Cette stratégie a 2 inconvénients. Elle se base pour beaucoup sur des phases descriptives (pour cause de timing) et elle suppose une connaissance très pointues des musiques.
La musique comme couleur d'une partie de scénario.
Là on est dans la musique d'ambiance. Elle baigne en général entre 20 et 30 minutes du scénario.
Exemple :
Dans une séquence d'Aliens Twilight, les personnages s'enfoncent dans un astéroïde et vont déboucher sur un oeuf d'Alien (la scène est très proche de celle qui existe dans le film sauf qu'il n'y a qu'un seul oeuf et qu'il est vide). Il me fallait donc une musique d'ambiance qui soit un peu mystérieuse et pas trop présente pour laisser la place à aux interactions autour de la table. Je me suis orienté sur une playslist des Rivières Pourpres dont voici un extrait; j'ai expurgé à l'avance des morceaux trop punchy ou qui ne cadrait pas avec le contexte.
J'avais mes 25 minutes de morceaux dans la même tonalité. Cette partie de scénario pouvait durer 10, 15 ou même 40 minutes peut importe, la playslist pouvait être relancée sans avoir l'impression de répétition si désagréable.
L'objectif est avec ce type de musique de ne pas être esclave de l'outil. On prépare à l'avance des playlist sous un thème précis et on sait qu'avec on a quelques dizaines de minutes possibles. Il faut coloriser le moment et non l'imprégner totalement.
Peut-on se passer de musique?
Oui certainement, j'ai remarqué par exemple que pour mes 3 parties de Boules de Neige, j'ai laissé quasiment laissé tombé la gestion de la musique pour que tout le monde se concentre sur la création de l'histoire (j'avais programmé quelques playlist et on a joué dessus toute la soirée sans qu'elles apportent quoique ce soit, il est vrai). La fabrication de l'histoire et sa cohérence a focalisé tout le monde en prenant le pas sur l'ambiance globale. J'étend donc cette idée aux autres jeux sous le modèle "story now". Si il est possible d'utiliser la musique comme couleur, elle peut difficilement être un véritable vecteur émotionnel.

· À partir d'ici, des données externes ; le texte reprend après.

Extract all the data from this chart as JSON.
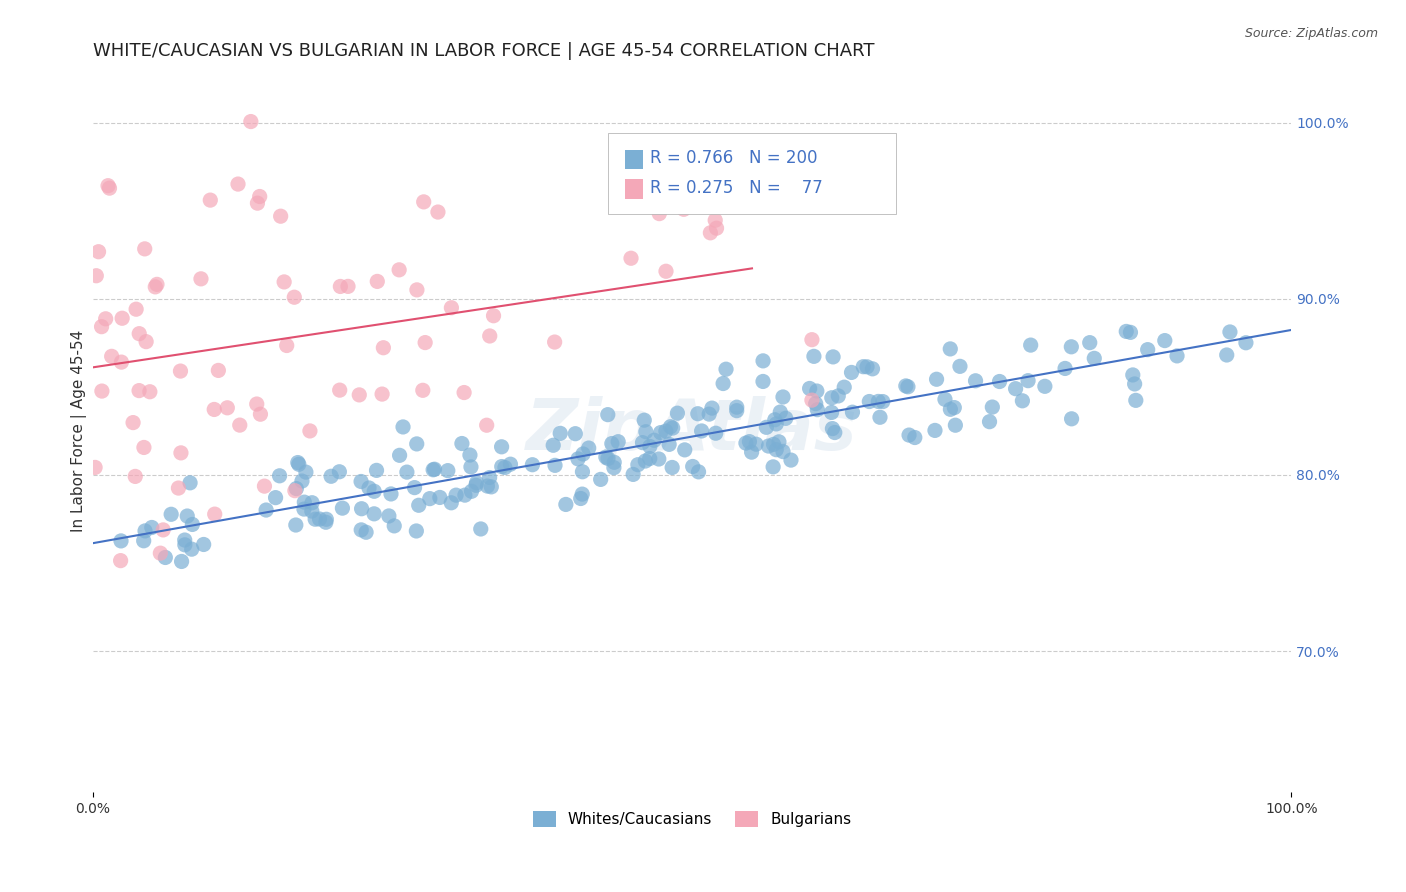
{
  "title": "WHITE/CAUCASIAN VS BULGARIAN IN LABOR FORCE | AGE 45-54 CORRELATION CHART",
  "source": "Source: ZipAtlas.com",
  "ylabel": "In Labor Force | Age 45-54",
  "xlim": [
    0.0,
    1.0
  ],
  "ylim": [
    0.62,
    1.03
  ],
  "ytick_labels_right": [
    "100.0%",
    "90.0%",
    "80.0%",
    "70.0%"
  ],
  "yticks_right": [
    1.0,
    0.9,
    0.8,
    0.7
  ],
  "blue_R": 0.766,
  "blue_N": 200,
  "pink_R": 0.275,
  "pink_N": 77,
  "blue_color": "#7BAFD4",
  "pink_color": "#F4A8B8",
  "blue_line_color": "#4472C4",
  "pink_line_color": "#E05070",
  "legend_blue_label": "Whites/Caucasians",
  "legend_pink_label": "Bulgarians",
  "watermark": "ZipAtlas",
  "background_color": "#FFFFFF",
  "grid_color": "#CCCCCC",
  "title_fontsize": 13,
  "axis_fontsize": 11,
  "tick_fontsize": 10,
  "seed": 42
}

Il faudrait presque une personne chargée exclusivement de cela qui créé à l'unisson des autres joueurs la musique (ou la programme) en fonction de création spontanée autour de la table.
Oui, il vaut mieux, si la musique n'est pas parfaitement maîtrisée. Il vaut mille fois mieux un MJ qui ne met pas de musique, qu'un MJ qui n'arrive pas à lancer la bonne musique au bon moment. J'ai remarqué que l'effet était destructeur autour de la table. En effet, l'immersion du joueur passe avant l'effet musical. En effet musical lancé alors que le joueur n'est plus immergé dans la scène l'éloigne encore plus de l'immersion.
Exemple (de mémoire):
Lors d'une soirée Pulp, notre MJ Jérôme (rien à voir avec toi) a voulu masteriser en musique. Nos personnages devaient rencontrer un super-monstre, je crois. Il y avait une musique d'ambiance classique.

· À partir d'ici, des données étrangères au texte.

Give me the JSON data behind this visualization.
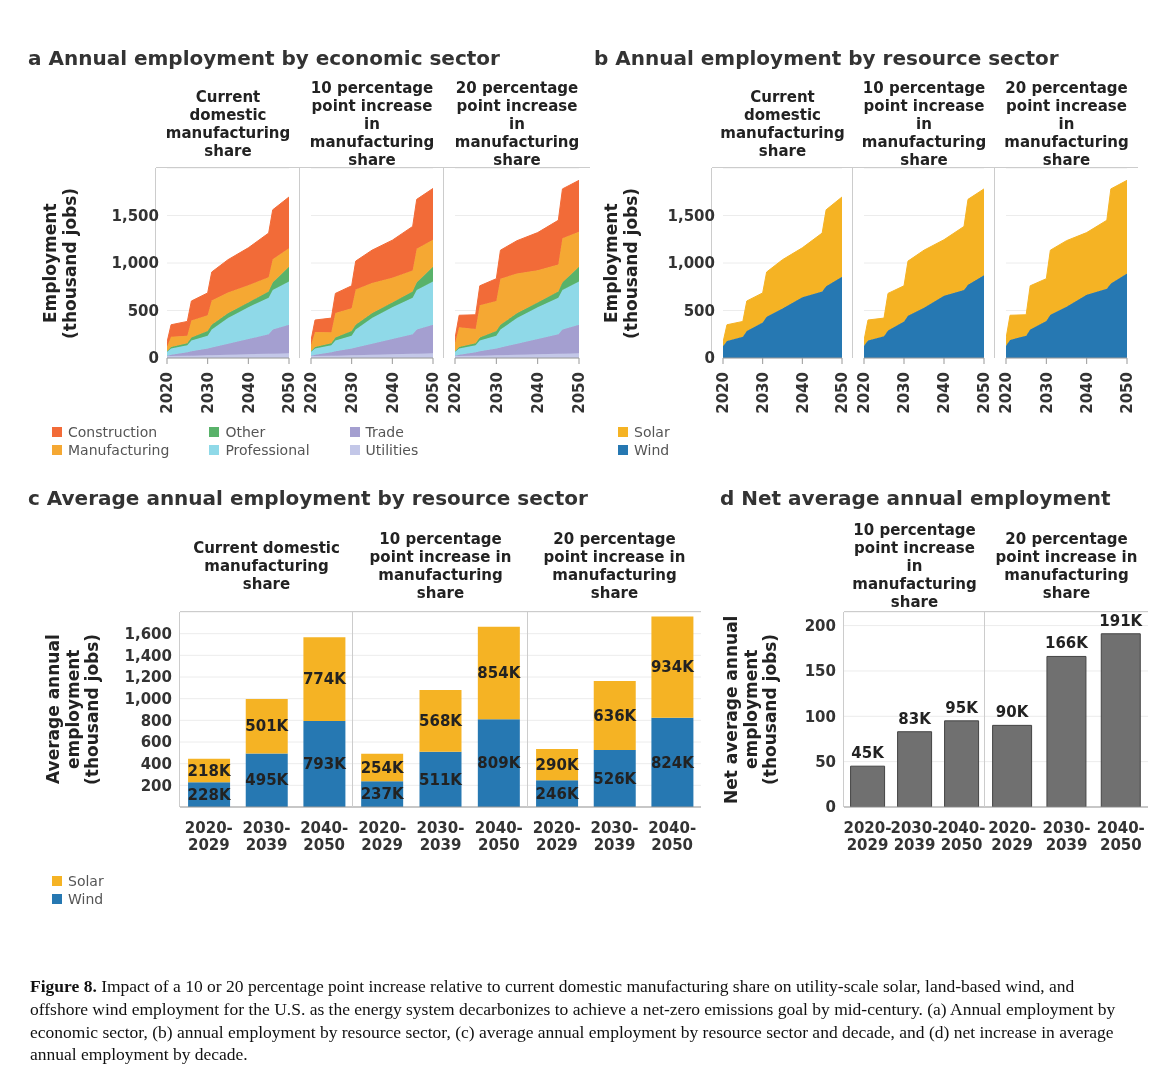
{
  "chart_data": [
    {
      "type": "area",
      "title": "a Annual employment by economic sector",
      "subtitle": "Current domestic manufacturing share",
      "ylabel": "Employment (thousand jobs)",
      "x": [
        2020,
        2021,
        2025,
        2026,
        2030,
        2031,
        2035,
        2040,
        2045,
        2046,
        2050
      ],
      "xlim": [
        2020,
        2050
      ],
      "xticks": [
        2020,
        2030,
        2040,
        2050
      ],
      "ylim": [
        0,
        2000
      ],
      "yticks": [
        0,
        500,
        {
          "value": 1000,
          "label": "1,000"
        },
        {
          "value": 1500,
          "label": "1,500"
        }
      ],
      "stacked": true,
      "grid": "y",
      "legend": "bottom",
      "series": [
        {
          "name": "Utilities",
          "color": "#c3c7e8",
          "values": [
            20,
            20,
            25,
            25,
            30,
            30,
            35,
            40,
            45,
            45,
            50
          ]
        },
        {
          "name": "Trade",
          "color": "#a49fd0",
          "values": [
            5,
            15,
            35,
            45,
            70,
            80,
            115,
            160,
            205,
            255,
            300
          ]
        },
        {
          "name": "Professional",
          "color": "#8fd9e8",
          "values": [
            40,
            65,
            75,
            115,
            135,
            190,
            270,
            335,
            385,
            415,
            455
          ]
        },
        {
          "name": "Other",
          "color": "#59b26a",
          "values": [
            5,
            15,
            20,
            30,
            50,
            50,
            50,
            50,
            65,
            80,
            155
          ]
        },
        {
          "name": "Manufacturing",
          "color": "#f5a833",
          "values": [
            45,
            110,
            80,
            180,
            165,
            255,
            220,
            180,
            150,
            245,
            195
          ]
        },
        {
          "name": "Construction",
          "color": "#f26b38",
          "values": [
            50,
            125,
            150,
            205,
            235,
            300,
            345,
            395,
            465,
            520,
            540
          ]
        }
      ]
    },
    {
      "type": "area",
      "subtitle": "10 percentage point increase in manufacturing share",
      "x": [
        2020,
        2021,
        2025,
        2026,
        2030,
        2031,
        2035,
        2040,
        2045,
        2046,
        2050
      ],
      "xlim": [
        2020,
        2050
      ],
      "xticks": [
        2020,
        2030,
        2040,
        2050
      ],
      "ylim": [
        0,
        2000
      ],
      "yticks": [
        0,
        500,
        1000,
        1500
      ],
      "stacked": true,
      "grid": "y",
      "tick_labels": "x",
      "series": [
        {
          "color": "#c3c7e8",
          "values": [
            20,
            20,
            25,
            25,
            30,
            30,
            35,
            40,
            45,
            45,
            50
          ]
        },
        {
          "color": "#a49fd0",
          "values": [
            5,
            15,
            35,
            45,
            70,
            80,
            115,
            160,
            205,
            255,
            300
          ]
        },
        {
          "color": "#8fd9e8",
          "values": [
            40,
            65,
            75,
            115,
            135,
            190,
            270,
            335,
            385,
            415,
            455
          ]
        },
        {
          "color": "#59b26a",
          "values": [
            5,
            15,
            20,
            30,
            50,
            50,
            50,
            50,
            65,
            80,
            155
          ]
        },
        {
          "color": "#f5a833",
          "values": [
            65,
            160,
            115,
            260,
            240,
            370,
            320,
            260,
            220,
            355,
            285
          ]
        },
        {
          "color": "#f26b38",
          "values": [
            50,
            125,
            150,
            205,
            235,
            300,
            345,
            395,
            465,
            520,
            540
          ]
        }
      ]
    },
    {
      "type": "area",
      "subtitle": "20 percentage point increase in manufacturing share",
      "x": [
        2020,
        2021,
        2025,
        2026,
        2030,
        2031,
        2035,
        2040,
        2045,
        2046,
        2050
      ],
      "xlim": [
        2020,
        2050
      ],
      "xticks": [
        2020,
        2030,
        2040,
        2050
      ],
      "ylim": [
        0,
        2000
      ],
      "yticks": [
        0,
        500,
        1000,
        1500
      ],
      "stacked": true,
      "grid": "y",
      "tick_labels": "x",
      "series": [
        {
          "color": "#c3c7e8",
          "values": [
            20,
            20,
            25,
            25,
            30,
            30,
            35,
            40,
            45,
            45,
            50
          ]
        },
        {
          "color": "#a49fd0",
          "values": [
            5,
            15,
            35,
            45,
            70,
            80,
            115,
            160,
            205,
            255,
            300
          ]
        },
        {
          "color": "#8fd9e8",
          "values": [
            40,
            65,
            75,
            115,
            135,
            190,
            270,
            335,
            385,
            415,
            455
          ]
        },
        {
          "color": "#59b26a",
          "values": [
            5,
            15,
            20,
            30,
            50,
            50,
            50,
            50,
            65,
            80,
            155
          ]
        },
        {
          "color": "#f5a833",
          "values": [
            85,
            210,
            150,
            340,
            315,
            485,
            420,
            340,
            285,
            465,
            370
          ]
        },
        {
          "color": "#f26b38",
          "values": [
            50,
            125,
            150,
            205,
            235,
            300,
            345,
            395,
            465,
            520,
            540
          ]
        }
      ]
    },
    {
      "type": "area",
      "title": "b Annual employment by resource sector",
      "subtitle": "Current domestic manufacturing share",
      "ylabel": "Employment (thousand jobs)",
      "x": [
        2020,
        2021,
        2025,
        2026,
        2030,
        2031,
        2035,
        2040,
        2045,
        2046,
        2050
      ],
      "xlim": [
        2020,
        2050
      ],
      "xticks": [
        2020,
        2030,
        2040,
        2050
      ],
      "ylim": [
        0,
        2000
      ],
      "yticks": [
        0,
        500,
        {
          "value": 1000,
          "label": "1,000"
        },
        {
          "value": 1500,
          "label": "1,500"
        }
      ],
      "stacked": true,
      "grid": "y",
      "legend": "bottom",
      "series": [
        {
          "name": "Wind",
          "color": "#2678b2",
          "values": [
            125,
            180,
            225,
            285,
            375,
            435,
            520,
            640,
            700,
            755,
            855
          ]
        },
        {
          "name": "Solar",
          "color": "#f5b324",
          "values": [
            40,
            170,
            160,
            315,
            310,
            470,
            515,
            520,
            615,
            805,
            840
          ]
        }
      ]
    },
    {
      "type": "area",
      "subtitle": "10 percentage point increase in manufacturing share",
      "x": [
        2020,
        2021,
        2025,
        2026,
        2030,
        2031,
        2035,
        2040,
        2045,
        2046,
        2050
      ],
      "xlim": [
        2020,
        2050
      ],
      "xticks": [
        2020,
        2030,
        2040,
        2050
      ],
      "ylim": [
        0,
        2000
      ],
      "yticks": [
        0,
        500,
        1000,
        1500
      ],
      "stacked": true,
      "grid": "y",
      "tick_labels": "x",
      "series": [
        {
          "color": "#2678b2",
          "values": [
            130,
            185,
            230,
            290,
            385,
            445,
            530,
            655,
            715,
            770,
            870
          ]
        },
        {
          "color": "#f5b324",
          "values": [
            55,
            215,
            190,
            390,
            375,
            575,
            605,
            590,
            670,
            900,
            910
          ]
        }
      ]
    },
    {
      "type": "area",
      "subtitle": "20 percentage point increase in manufacturing share",
      "x": [
        2020,
        2021,
        2025,
        2026,
        2030,
        2031,
        2035,
        2040,
        2045,
        2046,
        2050
      ],
      "xlim": [
        2020,
        2050
      ],
      "xticks": [
        2020,
        2030,
        2040,
        2050
      ],
      "ylim": [
        0,
        2000
      ],
      "yticks": [
        0,
        500,
        1000,
        1500
      ],
      "stacked": true,
      "grid": "y",
      "tick_labels": "x",
      "series": [
        {
          "color": "#2678b2",
          "values": [
            130,
            190,
            235,
            300,
            390,
            455,
            540,
            665,
            730,
            785,
            890
          ]
        },
        {
          "color": "#f5b324",
          "values": [
            75,
            260,
            220,
            460,
            445,
            680,
            695,
            655,
            720,
            995,
            980
          ]
        }
      ]
    },
    {
      "type": "bar",
      "title": "c Average annual employment by resource sector",
      "subtitle": "Current domestic manufacturing share",
      "ylabel": "Average annual employment (thousand jobs)",
      "categories": [
        "2020-2029",
        "2030-2039",
        "2040-2050"
      ],
      "ylim": [
        0,
        1800
      ],
      "yticks": [
        {
          "value": 200,
          "label": "200"
        },
        {
          "value": 400,
          "label": "400"
        },
        {
          "value": 600,
          "label": "600"
        },
        {
          "value": 800,
          "label": "800"
        },
        {
          "value": 1000,
          "label": "1,000"
        },
        {
          "value": 1200,
          "label": "1,200"
        },
        {
          "value": 1400,
          "label": "1,400"
        },
        {
          "value": 1600,
          "label": "1,600"
        }
      ],
      "stacked": true,
      "grid": "y",
      "legend": "bottom",
      "series": [
        {
          "name": "Wind",
          "color": "#2678b2",
          "values": [
            228,
            495,
            793
          ],
          "value_labels": [
            "228K",
            "495K",
            "793K"
          ]
        },
        {
          "name": "Solar",
          "color": "#f5b324",
          "values": [
            218,
            501,
            774
          ],
          "value_labels": [
            "218K",
            "501K",
            "774K"
          ]
        }
      ]
    },
    {
      "type": "bar",
      "subtitle": "10 percentage point increase in manufacturing share",
      "categories": [
        "2020-2029",
        "2030-2039",
        "2040-2050"
      ],
      "ylim": [
        0,
        1800
      ],
      "yticks": [
        200,
        400,
        600,
        800,
        1000,
        1200,
        1400,
        1600
      ],
      "stacked": true,
      "grid": "y",
      "tick_labels": "x",
      "series": [
        {
          "color": "#2678b2",
          "values": [
            237,
            511,
            809
          ],
          "value_labels": [
            "237K",
            "511K",
            "809K"
          ]
        },
        {
          "color": "#f5b324",
          "values": [
            254,
            568,
            854
          ],
          "value_labels": [
            "254K",
            "568K",
            "854K"
          ]
        }
      ]
    },
    {
      "type": "bar",
      "subtitle": "20 percentage point increase in manufacturing share",
      "categories": [
        "2020-2029",
        "2030-2039",
        "2040-2050"
      ],
      "ylim": [
        0,
        1800
      ],
      "yticks": [
        200,
        400,
        600,
        800,
        1000,
        1200,
        1400,
        1600
      ],
      "stacked": true,
      "grid": "y",
      "tick_labels": "x",
      "series": [
        {
          "color": "#2678b2",
          "values": [
            246,
            526,
            824
          ],
          "value_labels": [
            "246K",
            "526K",
            "824K"
          ]
        },
        {
          "color": "#f5b324",
          "values": [
            290,
            636,
            934
          ],
          "value_labels": [
            "290K",
            "636K",
            "934K"
          ]
        }
      ]
    },
    {
      "type": "bar",
      "title": "d Net average annual employment",
      "subtitle": "10 percentage point increase in manufacturing share",
      "ylabel": "Net average annual employment (thousand jobs)",
      "categories": [
        "2020-2029",
        "2030-2039",
        "2040-2050"
      ],
      "ylim": [
        0,
        215
      ],
      "yticks": [
        0,
        50,
        100,
        150,
        200
      ],
      "grid": "y",
      "series": [
        {
          "color": "#707070",
          "values": [
            45,
            83,
            95
          ],
          "value_labels": [
            "45K",
            "83K",
            "95K"
          ]
        }
      ]
    },
    {
      "type": "bar",
      "subtitle": "20 percentage point increase in manufacturing share",
      "categories": [
        "2020-2029",
        "2030-2039",
        "2040-2050"
      ],
      "ylim": [
        0,
        215
      ],
      "yticks": [
        0,
        50,
        100,
        150,
        200
      ],
      "grid": "y",
      "tick_labels": "x",
      "annotations": [
        "Figure 8.",
        "Impact of a 10 or 20 percentage point increase relative to current domestic manufacturing share on utility-scale solar, land-based wind, and offshore wind employment for the U.S. as the energy system decarbonizes to achieve a net-zero emissions goal by mid-century. (a) Annual employment by economic sector, (b) annual employment by resource sector, (c) average annual employment by resource sector and decade, and (d) net increase in average annual employment by decade."
      ],
      "series": [
        {
          "color": "#707070",
          "values": [
            90,
            166,
            191
          ],
          "value_labels": [
            "90K",
            "166K",
            "191K"
          ]
        }
      ]
    }
  ]
}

Jérôme : Vous sentez quelque chose derrière la maison
Moi : okay je sors mon revolver
Jérôme : A ce moment...attend...(5 secondes de silence, les joueurs se regardent, que cherche le MJ derrière son ordi?)... musique nerveuse qui commence...voilà, un Loup Garou surgit et saute dans ta direction
Moi : euh, ok...(petit rictus autour de la table entre les joueurs...)
Après coup tout le monde a trouvé ça inutile et contre-productif. L'avis général est que la scène aurait gardé de la fluidité et son immersion sans ce passage à vide et la musique finalement n'a rien apporté.
Je finirais par une note personnelle. Je n'ai pas essayé assez le mode "story now" pour valider mon hypothèse. Mais je peux difficilement masteriser sans musique. Quand je n'en mets pas il me manque quelque chose. J'ai la chance d'avoir une banque de BOF assez importante et de les connaître assez bien. Donc jouer sans musique pour moi reste assez rare. Cela me touche trop pour que je puisse l'enlever.